パリ五輪「セーヌ川で優雅な開会式」のウラで…現地で記者が見た“平和とは真逆の現実”「5分おきにパトカーのサイレン」「地下鉄で不審物騒ぎ」<Number Web> photograph by JMPA

エマニュエル・マクロン仏大統領とIOCのトーマス・バッハ会長。パリ五輪開会式の「成功」に満足げな笑みを浮かべる

記者が実際に体験した「地下鉄での不審物騒ぎ」

 パリの街に緊張が走ったのは開会式当日の朝だった。フランス国鉄が、パリへとつながる鉄道網の3箇所で信号設備の破壊行為が行われたと発表。同国鉄はSNSで旅行者に向けてメッセージを投稿し、「できるかぎり旅行を延期し、駅に行かないようにしてほしい」と安全最優先のアナウンスをするほどだった。

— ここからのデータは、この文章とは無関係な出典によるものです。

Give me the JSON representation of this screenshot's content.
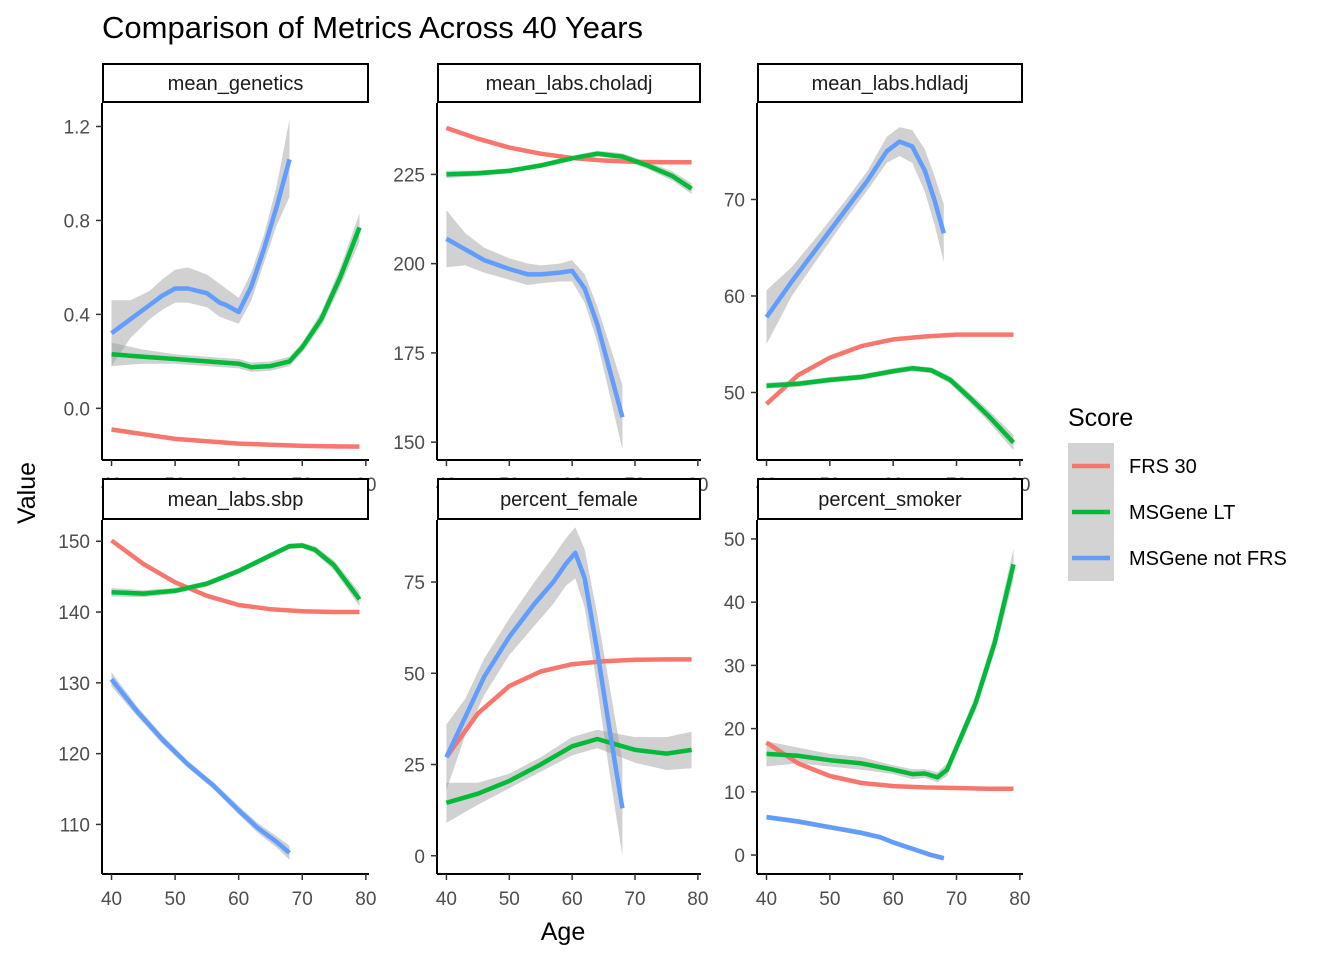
{
  "chart_data": {
    "type": "line",
    "title": "Comparison of Metrics Across 40 Years",
    "xlabel": "Age",
    "ylabel": "Value",
    "legend": {
      "title": "Score",
      "placement": "right",
      "entries": [
        {
          "name": "FRS 30",
          "color": "#F8766D"
        },
        {
          "name": "MSGene LT",
          "color": "#00BA38"
        },
        {
          "name": "MSGene not FRS",
          "color": "#619CFF"
        }
      ]
    },
    "xlim": [
      38.5,
      80.5
    ],
    "x_ticks": [
      40,
      50,
      60,
      70,
      80
    ],
    "grid": false,
    "panels": [
      {
        "strip": "mean_genetics",
        "ylim": [
          -0.22,
          1.3
        ],
        "y_ticks": [
          0.0,
          0.4,
          0.8,
          1.2
        ],
        "y_tick_labels": [
          "0.0",
          "0.4",
          "0.8",
          "1.2"
        ],
        "series": [
          {
            "name": "FRS 30",
            "x": [
              40,
              45,
              50,
              55,
              60,
              65,
              70,
              75,
              79
            ],
            "y": [
              -0.09,
              -0.11,
              -0.13,
              -0.14,
              -0.15,
              -0.155,
              -0.16,
              -0.162,
              -0.163
            ]
          },
          {
            "name": "MSGene LT",
            "x": [
              40,
              45,
              50,
              55,
              60,
              62,
              65,
              68,
              70,
              73,
              76,
              79
            ],
            "y": [
              0.23,
              0.22,
              0.21,
              0.2,
              0.19,
              0.175,
              0.18,
              0.2,
              0.26,
              0.38,
              0.56,
              0.77
            ],
            "lower": [
              0.18,
              0.19,
              0.19,
              0.18,
              0.17,
              0.155,
              0.16,
              0.18,
              0.24,
              0.35,
              0.52,
              0.71
            ],
            "upper": [
              0.28,
              0.25,
              0.23,
              0.22,
              0.21,
              0.195,
              0.2,
              0.22,
              0.28,
              0.41,
              0.6,
              0.83
            ]
          },
          {
            "name": "MSGene not FRS",
            "x": [
              40,
              43,
              46,
              48,
              50,
              52,
              55,
              57,
              58,
              60,
              62,
              64,
              66,
              68
            ],
            "y": [
              0.32,
              0.38,
              0.44,
              0.48,
              0.51,
              0.51,
              0.49,
              0.45,
              0.44,
              0.41,
              0.52,
              0.68,
              0.86,
              1.06
            ],
            "lower": [
              0.18,
              0.3,
              0.38,
              0.42,
              0.45,
              0.45,
              0.43,
              0.39,
              0.38,
              0.36,
              0.46,
              0.62,
              0.78,
              0.9
            ],
            "upper": [
              0.46,
              0.46,
              0.5,
              0.55,
              0.59,
              0.6,
              0.57,
              0.53,
              0.51,
              0.47,
              0.58,
              0.74,
              0.95,
              1.23
            ]
          }
        ]
      },
      {
        "strip": "mean_labs.choladj",
        "ylim": [
          145,
          245
        ],
        "y_ticks": [
          150,
          175,
          200,
          225
        ],
        "y_tick_labels": [
          "150",
          "175",
          "200",
          "225"
        ],
        "series": [
          {
            "name": "FRS 30",
            "x": [
              40,
              45,
              50,
              55,
              60,
              65,
              70,
              75,
              79
            ],
            "y": [
              238,
              235,
              232.5,
              230.8,
              229.6,
              228.9,
              228.5,
              228.4,
              228.4
            ]
          },
          {
            "name": "MSGene LT",
            "x": [
              40,
              45,
              50,
              55,
              60,
              64,
              68,
              72,
              76,
              79
            ],
            "y": [
              225,
              225.3,
              226,
              227.5,
              229.5,
              230.8,
              230.0,
              227.5,
              224.5,
              221
            ],
            "lower": [
              224,
              224.5,
              225.3,
              226.8,
              228.8,
              230.0,
              229.1,
              226.5,
              223.2,
              219.5
            ],
            "upper": [
              226,
              226.1,
              226.7,
              228.2,
              230.2,
              231.6,
              230.9,
              228.5,
              225.8,
              222.5
            ]
          },
          {
            "name": "MSGene not FRS",
            "x": [
              40,
              43,
              46,
              50,
              53,
              55,
              58,
              60,
              62,
              64,
              66,
              68
            ],
            "y": [
              207,
              204,
              201,
              198.5,
              197,
              197,
              197.5,
              198,
              193,
              183,
              170,
              157
            ],
            "lower": [
              199,
              199.5,
              197.5,
              195.5,
              194,
              194.5,
              195,
              195,
              189,
              178,
              163,
              148
            ],
            "upper": [
              215,
              208.5,
              204.5,
              201.5,
              200,
              199.5,
              200,
              201,
              197,
              188,
              177,
              166
            ]
          }
        ]
      },
      {
        "strip": "mean_labs.hdladj",
        "ylim": [
          43,
          80
        ],
        "y_ticks": [
          50,
          60,
          70
        ],
        "y_tick_labels": [
          "50",
          "60",
          "70"
        ],
        "series": [
          {
            "name": "FRS 30",
            "x": [
              40,
              45,
              50,
              55,
              60,
              65,
              70,
              75,
              79
            ],
            "y": [
              48.8,
              51.8,
              53.6,
              54.8,
              55.5,
              55.8,
              56.0,
              56.0,
              56.0
            ]
          },
          {
            "name": "MSGene LT",
            "x": [
              40,
              45,
              50,
              55,
              60,
              63,
              66,
              69,
              72,
              75,
              79
            ],
            "y": [
              50.7,
              50.9,
              51.3,
              51.6,
              52.2,
              52.5,
              52.3,
              51.3,
              49.5,
              47.6,
              44.8
            ],
            "lower": [
              50.4,
              50.6,
              51.0,
              51.3,
              51.9,
              52.2,
              52.0,
              50.9,
              49.0,
              47.0,
              44.0
            ],
            "upper": [
              51.0,
              51.2,
              51.6,
              51.9,
              52.5,
              52.8,
              52.6,
              51.7,
              50.0,
              48.2,
              45.6
            ]
          },
          {
            "name": "MSGene not FRS",
            "x": [
              40,
              44,
              48,
              52,
              56,
              59,
              61,
              63,
              65,
              66.5,
              68
            ],
            "y": [
              57.8,
              61.5,
              65.0,
              68.5,
              72.0,
              75.0,
              76.0,
              75.5,
              73.0,
              70.0,
              66.5
            ],
            "lower": [
              55.0,
              60.0,
              63.8,
              67.5,
              71.0,
              73.8,
              74.5,
              73.8,
              70.8,
              67.5,
              63.5
            ],
            "upper": [
              60.6,
              63.0,
              66.2,
              69.5,
              73.0,
              76.5,
              77.5,
              77.2,
              75.2,
              72.5,
              69.5
            ]
          }
        ]
      },
      {
        "strip": "mean_labs.sbp",
        "ylim": [
          103,
          153
        ],
        "y_ticks": [
          110,
          120,
          130,
          140,
          150
        ],
        "y_tick_labels": [
          "110",
          "120",
          "130",
          "140",
          "150"
        ],
        "series": [
          {
            "name": "FRS 30",
            "x": [
              40,
              45,
              50,
              55,
              60,
              65,
              70,
              75,
              79
            ],
            "y": [
              150.1,
              146.8,
              144.2,
              142.3,
              141.0,
              140.4,
              140.1,
              140.0,
              140.0
            ]
          },
          {
            "name": "MSGene LT",
            "x": [
              40,
              45,
              50,
              55,
              60,
              65,
              68,
              70,
              72,
              75,
              79
            ],
            "y": [
              142.8,
              142.6,
              143.0,
              144.0,
              145.8,
              148.0,
              149.3,
              149.4,
              148.8,
              146.6,
              141.8
            ],
            "lower": [
              142.2,
              142.1,
              142.6,
              143.6,
              145.4,
              147.6,
              148.9,
              149.0,
              148.3,
              145.9,
              140.8
            ],
            "upper": [
              143.4,
              143.1,
              143.4,
              144.4,
              146.2,
              148.4,
              149.7,
              149.8,
              149.3,
              147.3,
              142.8
            ]
          },
          {
            "name": "MSGene not FRS",
            "x": [
              40,
              44,
              48,
              52,
              56,
              60,
              63,
              66,
              68
            ],
            "y": [
              130.5,
              126.0,
              122.0,
              118.5,
              115.5,
              112.0,
              109.5,
              107.5,
              106.0
            ],
            "lower": [
              129.5,
              125.3,
              121.4,
              118.0,
              115.0,
              111.4,
              108.8,
              106.7,
              105.0
            ],
            "upper": [
              131.5,
              126.7,
              122.6,
              119.0,
              116.0,
              112.6,
              110.2,
              108.3,
              107.0
            ]
          }
        ]
      },
      {
        "strip": "percent_female",
        "ylim": [
          -5,
          92
        ],
        "y_ticks": [
          0,
          25,
          50,
          75
        ],
        "y_tick_labels": [
          "0",
          "25",
          "50",
          "75"
        ],
        "series": [
          {
            "name": "FRS 30",
            "x": [
              40,
              45,
              50,
              55,
              60,
              65,
              70,
              75,
              79
            ],
            "y": [
              27,
              39,
              46.5,
              50.5,
              52.5,
              53.3,
              53.7,
              53.8,
              53.8
            ]
          },
          {
            "name": "MSGene LT",
            "x": [
              40,
              45,
              50,
              55,
              60,
              64,
              67,
              70,
              75,
              79
            ],
            "y": [
              14.5,
              17.0,
              20.5,
              25.0,
              30.0,
              32.0,
              30.5,
              29.0,
              28.0,
              29.0
            ],
            "lower": [
              9.0,
              14.0,
              18.5,
              23.0,
              27.5,
              29.5,
              27.5,
              25.5,
              23.5,
              24.0
            ],
            "upper": [
              20.0,
              20.0,
              22.5,
              27.0,
              32.5,
              34.5,
              33.5,
              32.5,
              32.5,
              34.0
            ]
          },
          {
            "name": "MSGene not FRS",
            "x": [
              40,
              43,
              46,
              50,
              54,
              57,
              59,
              60.5,
              62,
              64,
              66,
              68
            ],
            "y": [
              27,
              38,
              49,
              60,
              69,
              75,
              80,
              83,
              76,
              56,
              34,
              13
            ],
            "lower": [
              18,
              33,
              44,
              55,
              63,
              69,
              74,
              76,
              68,
              46,
              22,
              0
            ],
            "upper": [
              36,
              43,
              54,
              65,
              75,
              82,
              87,
              90,
              84,
              66,
              46,
              26
            ]
          }
        ]
      },
      {
        "strip": "percent_smoker",
        "ylim": [
          -3,
          53
        ],
        "y_ticks": [
          0,
          10,
          20,
          30,
          40,
          50
        ],
        "y_tick_labels": [
          "0",
          "10",
          "20",
          "30",
          "40",
          "50"
        ],
        "series": [
          {
            "name": "FRS 30",
            "x": [
              40,
              45,
              50,
              55,
              60,
              65,
              70,
              75,
              79
            ],
            "y": [
              17.8,
              14.5,
              12.5,
              11.4,
              10.9,
              10.7,
              10.6,
              10.5,
              10.5
            ]
          },
          {
            "name": "MSGene LT",
            "x": [
              40,
              45,
              50,
              55,
              60,
              63,
              65,
              67,
              68.5,
              70,
              73,
              76,
              79
            ],
            "y": [
              16.0,
              15.7,
              15.0,
              14.5,
              13.5,
              12.8,
              12.9,
              12.3,
              13.5,
              17.0,
              24.0,
              33.5,
              46.0
            ],
            "lower": [
              14.0,
              14.5,
              14.0,
              13.5,
              12.8,
              12.0,
              12.2,
              11.5,
              12.5,
              16.0,
              22.8,
              32.0,
              43.5
            ],
            "upper": [
              18.0,
              17.0,
              16.0,
              15.5,
              14.2,
              13.6,
              13.6,
              13.1,
              14.5,
              18.0,
              25.2,
              35.0,
              48.5
            ]
          },
          {
            "name": "MSGene not FRS",
            "x": [
              40,
              45,
              50,
              55,
              58,
              60,
              63,
              66,
              68
            ],
            "y": [
              6.0,
              5.3,
              4.4,
              3.5,
              2.8,
              2.0,
              1.0,
              0.0,
              -0.5
            ],
            "lower": [
              5.6,
              4.9,
              4.0,
              3.1,
              2.4,
              1.6,
              0.6,
              -0.4,
              -0.9
            ],
            "upper": [
              6.4,
              5.7,
              4.8,
              3.9,
              3.2,
              2.4,
              1.4,
              0.4,
              -0.1
            ]
          }
        ]
      }
    ]
  }
}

 異例の形式で行われる開会式を前に、パリの街はもともと厳重な警戒感に包まれていた。開会3日前から現地入りしたが、目につくのは警察官の多さ。特に開会式が行われるセーヌ川の通り沿いでは街の一区画ごとに警察官の集団、または迷彩服を来た軍人が巡回している。

 市内を歩いていると、おおよそ15分に一度の頻度でパトカーのサイレンが鳴り響く。「NATIONALE」の文字が記されたフランス警察の車両が一般車両も観光客も代表選手も押しのけて、通り過ぎていく。今のパリの日常だ。

 たった3日の滞在でも、警戒度の高さを思い知らされる出来事があった。

 開会式を翌日に控えた25日の朝9時、バレーボールの会場をあとにして、凱旋門の西側にあるメインプレスセンターに向かう道中。地下鉄8番線「Balard」駅の改札に入った瞬間だった。前方にいた駅員が「通せんぼ」をしてフランス語で何か叫ぶ。すぐさま折り返し改札を出た。

 改札に入る前、笑顔でハリセン型の簡易トラベルガイドを渡してくれたアフリカ系のスタッフが、真剣な表情で背中に手をやりながら出口を指差す。

「フランス語喋れますか?」と英語で聞かれ、首を横に振った。すると、英語が得意ではないようで、申し訳なさそうにしながらも、「まずはすぐに駅を出てくれ」と身振り手振りで説明された。改札口付近ではスーツを着た男性や高齢の女性などがスタッフにフランス語で詰め寄っているが、皆納得したように、出口へと歩いて引き返していく。筆者も誘導に従い、駅スタッフを背に地上を目指す。

 地上出口には駅スタッフと乗客となるはずだった人たち50名ほどが立ち尽くしていた。一体何が起きたのか。地上に出て、ポケトークを通して件のスタッフに聞いてみる。「危険な何かが見つかったということですか?」。声を吹き込むと頷く。そして理由を端的に答えてくれた。